Aveva fatto di tutto per ‘salvare’ l’azienda di famiglia, un tempo nota per la produzione di scarpe per bambini e adolescenti di marchi prestigiosi. Per far fronte alla mancanza di liquidità aveva pure messo mano al patrimonio personale versando 9 milioni di euro.
Una cifra notevole che aveva scelto, però, di usare non per saldare i debiti con il fisco, ma per un piano di rilancio imprenditoriale nella speranza di non chiudere i battenti, di preservare un centinaio di posti di lavoro e in un secondo momento regolare i conti con l’erario.
E proprio perché aveva messo in atto “una serie di iniziative concrete (…) dirette a consentirgli di recuperare quelle somme necessarie ad assolvere il debito erariale”, un ex docente universitario, dopo essere finito imputato per omesso versamento dell’Iva per cinque annualità, è stato assolto con formula piena dal Tribunale di Milano.

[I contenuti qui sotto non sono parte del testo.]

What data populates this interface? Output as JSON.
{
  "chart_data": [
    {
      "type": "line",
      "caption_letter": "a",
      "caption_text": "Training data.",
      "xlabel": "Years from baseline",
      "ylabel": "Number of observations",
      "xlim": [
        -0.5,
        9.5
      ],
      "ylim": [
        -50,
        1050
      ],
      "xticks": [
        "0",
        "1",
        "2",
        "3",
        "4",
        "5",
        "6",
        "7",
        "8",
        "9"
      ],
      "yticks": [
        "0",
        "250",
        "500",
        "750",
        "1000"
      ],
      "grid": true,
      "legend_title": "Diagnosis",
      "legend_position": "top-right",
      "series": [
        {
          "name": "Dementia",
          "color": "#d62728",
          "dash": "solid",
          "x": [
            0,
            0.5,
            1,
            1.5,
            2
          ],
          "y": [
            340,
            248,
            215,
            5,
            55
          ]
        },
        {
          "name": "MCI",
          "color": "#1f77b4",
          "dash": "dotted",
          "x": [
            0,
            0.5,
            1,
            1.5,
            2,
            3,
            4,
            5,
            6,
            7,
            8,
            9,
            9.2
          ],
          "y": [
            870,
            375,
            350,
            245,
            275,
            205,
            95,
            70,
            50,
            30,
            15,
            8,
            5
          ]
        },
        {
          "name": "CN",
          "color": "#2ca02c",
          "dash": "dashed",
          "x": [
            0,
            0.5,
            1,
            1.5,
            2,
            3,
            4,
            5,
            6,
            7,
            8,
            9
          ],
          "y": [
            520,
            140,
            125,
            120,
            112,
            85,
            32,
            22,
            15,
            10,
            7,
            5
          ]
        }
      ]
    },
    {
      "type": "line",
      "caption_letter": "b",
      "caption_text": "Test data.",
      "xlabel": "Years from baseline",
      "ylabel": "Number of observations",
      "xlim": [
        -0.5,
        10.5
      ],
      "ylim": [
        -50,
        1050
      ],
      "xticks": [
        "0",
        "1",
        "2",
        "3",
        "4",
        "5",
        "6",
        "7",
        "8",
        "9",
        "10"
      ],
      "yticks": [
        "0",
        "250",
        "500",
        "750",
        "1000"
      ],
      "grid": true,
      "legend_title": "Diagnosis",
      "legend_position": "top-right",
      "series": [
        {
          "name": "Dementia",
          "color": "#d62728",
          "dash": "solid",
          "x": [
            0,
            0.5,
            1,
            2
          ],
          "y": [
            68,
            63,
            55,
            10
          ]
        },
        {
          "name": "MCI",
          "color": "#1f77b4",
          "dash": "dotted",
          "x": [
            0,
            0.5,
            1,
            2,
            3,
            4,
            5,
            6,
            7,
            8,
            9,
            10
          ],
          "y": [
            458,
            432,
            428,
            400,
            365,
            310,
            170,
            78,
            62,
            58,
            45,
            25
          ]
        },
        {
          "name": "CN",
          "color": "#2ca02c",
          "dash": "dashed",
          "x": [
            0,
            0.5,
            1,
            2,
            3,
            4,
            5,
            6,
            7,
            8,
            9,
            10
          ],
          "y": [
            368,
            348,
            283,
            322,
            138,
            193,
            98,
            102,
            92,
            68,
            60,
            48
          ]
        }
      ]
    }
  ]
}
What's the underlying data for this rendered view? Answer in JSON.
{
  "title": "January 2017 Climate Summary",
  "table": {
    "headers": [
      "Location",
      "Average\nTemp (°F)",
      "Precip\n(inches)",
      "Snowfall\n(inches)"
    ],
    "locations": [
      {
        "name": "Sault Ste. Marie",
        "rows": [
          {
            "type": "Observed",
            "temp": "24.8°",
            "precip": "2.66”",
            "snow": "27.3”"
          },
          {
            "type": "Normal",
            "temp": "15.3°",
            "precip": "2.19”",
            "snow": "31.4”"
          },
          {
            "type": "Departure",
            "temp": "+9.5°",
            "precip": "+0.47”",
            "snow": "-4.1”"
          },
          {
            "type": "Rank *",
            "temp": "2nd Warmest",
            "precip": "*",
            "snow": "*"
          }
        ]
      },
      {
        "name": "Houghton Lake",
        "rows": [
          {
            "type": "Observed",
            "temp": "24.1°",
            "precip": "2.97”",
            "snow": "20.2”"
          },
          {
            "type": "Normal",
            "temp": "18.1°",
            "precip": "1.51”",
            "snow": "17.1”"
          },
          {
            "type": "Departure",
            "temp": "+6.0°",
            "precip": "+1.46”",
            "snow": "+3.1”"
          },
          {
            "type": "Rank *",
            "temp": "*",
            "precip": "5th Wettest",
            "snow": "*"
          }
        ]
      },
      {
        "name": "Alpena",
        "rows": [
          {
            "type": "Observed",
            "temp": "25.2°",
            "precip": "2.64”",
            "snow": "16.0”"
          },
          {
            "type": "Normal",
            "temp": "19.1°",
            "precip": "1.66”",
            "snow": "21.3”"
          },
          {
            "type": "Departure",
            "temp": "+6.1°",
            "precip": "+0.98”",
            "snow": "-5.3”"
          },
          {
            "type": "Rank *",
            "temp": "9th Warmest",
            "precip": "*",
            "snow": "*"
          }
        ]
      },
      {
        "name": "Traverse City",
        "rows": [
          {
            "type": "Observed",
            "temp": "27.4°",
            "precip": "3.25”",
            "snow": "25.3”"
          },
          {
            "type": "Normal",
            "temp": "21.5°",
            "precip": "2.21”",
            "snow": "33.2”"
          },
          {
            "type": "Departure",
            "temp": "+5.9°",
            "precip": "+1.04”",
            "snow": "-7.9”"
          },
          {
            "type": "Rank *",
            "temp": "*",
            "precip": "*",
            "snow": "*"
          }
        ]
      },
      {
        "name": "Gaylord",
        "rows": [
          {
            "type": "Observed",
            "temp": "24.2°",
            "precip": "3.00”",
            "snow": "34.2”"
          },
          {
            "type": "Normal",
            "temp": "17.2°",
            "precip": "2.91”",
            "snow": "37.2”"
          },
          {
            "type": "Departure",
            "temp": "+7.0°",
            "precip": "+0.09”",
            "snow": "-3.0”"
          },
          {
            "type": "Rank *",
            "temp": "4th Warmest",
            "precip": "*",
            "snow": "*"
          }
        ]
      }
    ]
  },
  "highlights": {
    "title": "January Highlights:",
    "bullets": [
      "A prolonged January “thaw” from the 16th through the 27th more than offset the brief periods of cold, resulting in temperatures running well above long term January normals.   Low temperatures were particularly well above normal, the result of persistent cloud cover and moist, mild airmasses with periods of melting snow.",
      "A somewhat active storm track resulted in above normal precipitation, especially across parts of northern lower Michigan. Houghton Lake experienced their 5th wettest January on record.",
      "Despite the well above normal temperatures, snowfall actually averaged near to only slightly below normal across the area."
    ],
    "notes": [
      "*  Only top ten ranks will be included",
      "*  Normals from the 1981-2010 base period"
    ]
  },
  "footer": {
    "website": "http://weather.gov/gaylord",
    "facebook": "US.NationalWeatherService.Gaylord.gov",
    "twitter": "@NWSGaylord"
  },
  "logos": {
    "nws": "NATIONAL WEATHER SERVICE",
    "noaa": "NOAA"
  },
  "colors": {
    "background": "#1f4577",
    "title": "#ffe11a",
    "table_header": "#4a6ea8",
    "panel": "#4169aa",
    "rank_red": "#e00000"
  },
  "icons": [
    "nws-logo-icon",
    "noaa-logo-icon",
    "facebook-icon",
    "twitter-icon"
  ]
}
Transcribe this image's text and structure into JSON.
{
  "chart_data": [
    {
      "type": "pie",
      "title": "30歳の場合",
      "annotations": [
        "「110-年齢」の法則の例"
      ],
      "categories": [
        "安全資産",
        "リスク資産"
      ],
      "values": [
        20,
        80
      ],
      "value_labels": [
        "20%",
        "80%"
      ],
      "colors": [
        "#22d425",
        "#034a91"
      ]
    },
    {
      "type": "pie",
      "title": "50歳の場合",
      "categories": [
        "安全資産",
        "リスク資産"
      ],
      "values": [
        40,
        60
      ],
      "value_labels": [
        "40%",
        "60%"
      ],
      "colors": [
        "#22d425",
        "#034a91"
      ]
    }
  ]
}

Assoluzione, ora diventata definitiva, con la quale è stata applicata in modo estensivo l’orientamento giurisprudenziale in base al quale si esclude la responsabilità penale del mancato versamento delle imposte qualora si dimostri, a causa della crisi economica, l’impossibilità di fronte alla mancanza di liquidità. Nel caso del professore, accusato di non aver pagato l’imposta tra il 2011 e il 2017, in totale circa 1,7 milioni, il giudice Flaviana Balloi, ha accolto la tesi dei difensori, gli avvocati Francesco Arata (nella foto), Claudio Schiaffino e Francesca Nobili: è stato riconosciuto, non tanto che non ci fosse capitale, ma la scelta e lo sforzo di usarlo per garantire una continuità di impresa ed evitare il crac, purtroppo “senza esservi riuscito per cause indipendenti dalla sua volontà”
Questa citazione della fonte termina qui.